Some pipes and fittings necessitated grooves being made with round files.
Super glue does not provide a permanent bond to copper for some reason. And it certainly will not survive the heat from steaming. But it is fine for a quick and temporary bond.
After making and applying the brass boiler bands (this was covered in the “6”vertical boiler” posts) I used olive oil to seal the wood. See discussion which follows.

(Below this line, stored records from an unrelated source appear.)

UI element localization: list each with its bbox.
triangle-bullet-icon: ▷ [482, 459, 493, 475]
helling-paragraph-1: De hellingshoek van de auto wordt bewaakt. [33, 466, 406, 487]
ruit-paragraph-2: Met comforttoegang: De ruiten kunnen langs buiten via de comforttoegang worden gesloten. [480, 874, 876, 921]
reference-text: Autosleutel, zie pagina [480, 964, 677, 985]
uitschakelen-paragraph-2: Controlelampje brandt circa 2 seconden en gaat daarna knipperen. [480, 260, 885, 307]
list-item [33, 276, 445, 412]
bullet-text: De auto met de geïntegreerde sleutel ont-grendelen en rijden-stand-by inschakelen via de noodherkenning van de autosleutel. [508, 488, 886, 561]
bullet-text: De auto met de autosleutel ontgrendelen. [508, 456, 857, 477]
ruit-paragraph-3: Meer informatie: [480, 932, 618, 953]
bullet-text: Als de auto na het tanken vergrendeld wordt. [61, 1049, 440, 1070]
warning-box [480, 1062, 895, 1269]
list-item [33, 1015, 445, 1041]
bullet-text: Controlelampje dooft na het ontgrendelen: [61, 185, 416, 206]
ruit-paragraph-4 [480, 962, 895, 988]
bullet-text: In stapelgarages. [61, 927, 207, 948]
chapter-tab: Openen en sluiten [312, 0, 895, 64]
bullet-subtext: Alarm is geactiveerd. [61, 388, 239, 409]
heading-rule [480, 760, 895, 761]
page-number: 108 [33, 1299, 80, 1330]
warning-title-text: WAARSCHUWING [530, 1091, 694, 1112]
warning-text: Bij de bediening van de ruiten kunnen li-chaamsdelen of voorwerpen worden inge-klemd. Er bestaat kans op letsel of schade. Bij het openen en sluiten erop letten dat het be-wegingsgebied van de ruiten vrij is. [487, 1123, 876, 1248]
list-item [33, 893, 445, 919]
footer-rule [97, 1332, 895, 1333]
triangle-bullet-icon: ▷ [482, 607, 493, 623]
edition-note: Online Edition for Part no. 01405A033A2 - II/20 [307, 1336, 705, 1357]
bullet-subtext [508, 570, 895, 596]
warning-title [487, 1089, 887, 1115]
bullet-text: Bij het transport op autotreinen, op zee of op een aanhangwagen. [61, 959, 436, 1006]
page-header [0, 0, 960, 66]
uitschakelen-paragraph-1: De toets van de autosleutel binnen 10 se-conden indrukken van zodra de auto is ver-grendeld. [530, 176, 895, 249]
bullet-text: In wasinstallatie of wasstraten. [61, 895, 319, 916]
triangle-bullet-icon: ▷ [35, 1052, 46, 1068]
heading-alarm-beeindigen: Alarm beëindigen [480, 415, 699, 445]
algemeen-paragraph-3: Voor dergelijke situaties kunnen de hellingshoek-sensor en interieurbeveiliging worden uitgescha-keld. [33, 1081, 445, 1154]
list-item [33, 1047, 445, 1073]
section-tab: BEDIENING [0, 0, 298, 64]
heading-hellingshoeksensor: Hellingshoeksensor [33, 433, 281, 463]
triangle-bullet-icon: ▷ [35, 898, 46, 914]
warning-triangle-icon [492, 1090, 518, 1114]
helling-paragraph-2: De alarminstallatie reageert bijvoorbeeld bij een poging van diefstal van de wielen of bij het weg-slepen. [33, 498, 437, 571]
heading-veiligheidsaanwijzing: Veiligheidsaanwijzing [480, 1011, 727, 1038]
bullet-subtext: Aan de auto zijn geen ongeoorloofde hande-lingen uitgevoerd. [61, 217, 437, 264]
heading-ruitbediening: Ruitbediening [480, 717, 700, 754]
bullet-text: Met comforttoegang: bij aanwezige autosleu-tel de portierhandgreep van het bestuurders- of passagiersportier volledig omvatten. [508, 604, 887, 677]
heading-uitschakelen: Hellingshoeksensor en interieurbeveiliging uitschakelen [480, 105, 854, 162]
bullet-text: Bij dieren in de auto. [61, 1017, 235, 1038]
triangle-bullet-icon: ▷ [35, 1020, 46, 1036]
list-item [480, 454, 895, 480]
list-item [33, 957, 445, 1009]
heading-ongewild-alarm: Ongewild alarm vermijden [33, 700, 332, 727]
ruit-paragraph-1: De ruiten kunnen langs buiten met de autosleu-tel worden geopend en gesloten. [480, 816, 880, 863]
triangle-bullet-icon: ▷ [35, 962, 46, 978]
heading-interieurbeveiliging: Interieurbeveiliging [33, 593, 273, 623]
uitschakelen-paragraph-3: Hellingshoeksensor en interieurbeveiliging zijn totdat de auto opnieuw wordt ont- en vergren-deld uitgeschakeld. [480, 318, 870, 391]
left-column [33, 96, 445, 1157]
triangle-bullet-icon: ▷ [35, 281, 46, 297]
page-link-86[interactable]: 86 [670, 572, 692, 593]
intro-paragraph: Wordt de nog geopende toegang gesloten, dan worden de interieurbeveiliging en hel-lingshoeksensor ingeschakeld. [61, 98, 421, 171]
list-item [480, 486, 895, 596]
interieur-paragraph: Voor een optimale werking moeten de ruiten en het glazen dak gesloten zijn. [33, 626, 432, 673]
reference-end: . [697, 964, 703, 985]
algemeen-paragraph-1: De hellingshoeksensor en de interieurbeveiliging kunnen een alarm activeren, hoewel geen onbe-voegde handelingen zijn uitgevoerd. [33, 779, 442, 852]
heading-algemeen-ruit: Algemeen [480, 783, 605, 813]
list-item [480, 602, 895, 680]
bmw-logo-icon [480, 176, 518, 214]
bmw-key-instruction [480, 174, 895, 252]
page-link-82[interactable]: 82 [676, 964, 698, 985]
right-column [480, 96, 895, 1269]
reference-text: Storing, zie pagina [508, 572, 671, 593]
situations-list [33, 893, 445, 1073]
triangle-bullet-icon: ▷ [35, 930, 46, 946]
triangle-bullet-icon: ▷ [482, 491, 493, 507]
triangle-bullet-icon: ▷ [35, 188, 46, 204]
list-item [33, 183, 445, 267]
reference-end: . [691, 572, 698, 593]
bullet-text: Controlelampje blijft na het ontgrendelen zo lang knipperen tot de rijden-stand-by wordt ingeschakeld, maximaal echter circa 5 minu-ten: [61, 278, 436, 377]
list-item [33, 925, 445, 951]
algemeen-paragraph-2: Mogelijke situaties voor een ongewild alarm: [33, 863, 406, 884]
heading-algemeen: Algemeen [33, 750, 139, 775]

I chose olive oil to seal the grain openings of the jarrah. I know from previous firings that the temperature of the boiler shell does not exceed 100ºc. Olive oil will not smoke or flame until the temperature exceeds 200ºc, which is higher than any other common oil. Also, as a failed olive farmer, I have plenty of old olive oil. At worst, my engine steamings might smell like a fish and chip shop. And refreshing the oily surface will be quick, cheap and easy. And the olive oil will not form a skin which might peel or flake. Anyway, this is “model and experimental” engineering. If it does not work, I will make some new lagging, alright!.
And I took some more photos with my Panasonic Lumix 100-2 camera…….
Still some more painting required to the end plate, and some fittings.
That domed boiler end with the cylinder protrusion also needs some paint. But the lagging looks good hey?
Even SWMBO has relented… “It can go with the other engines”. It will, when it is finished. Still requires more painting.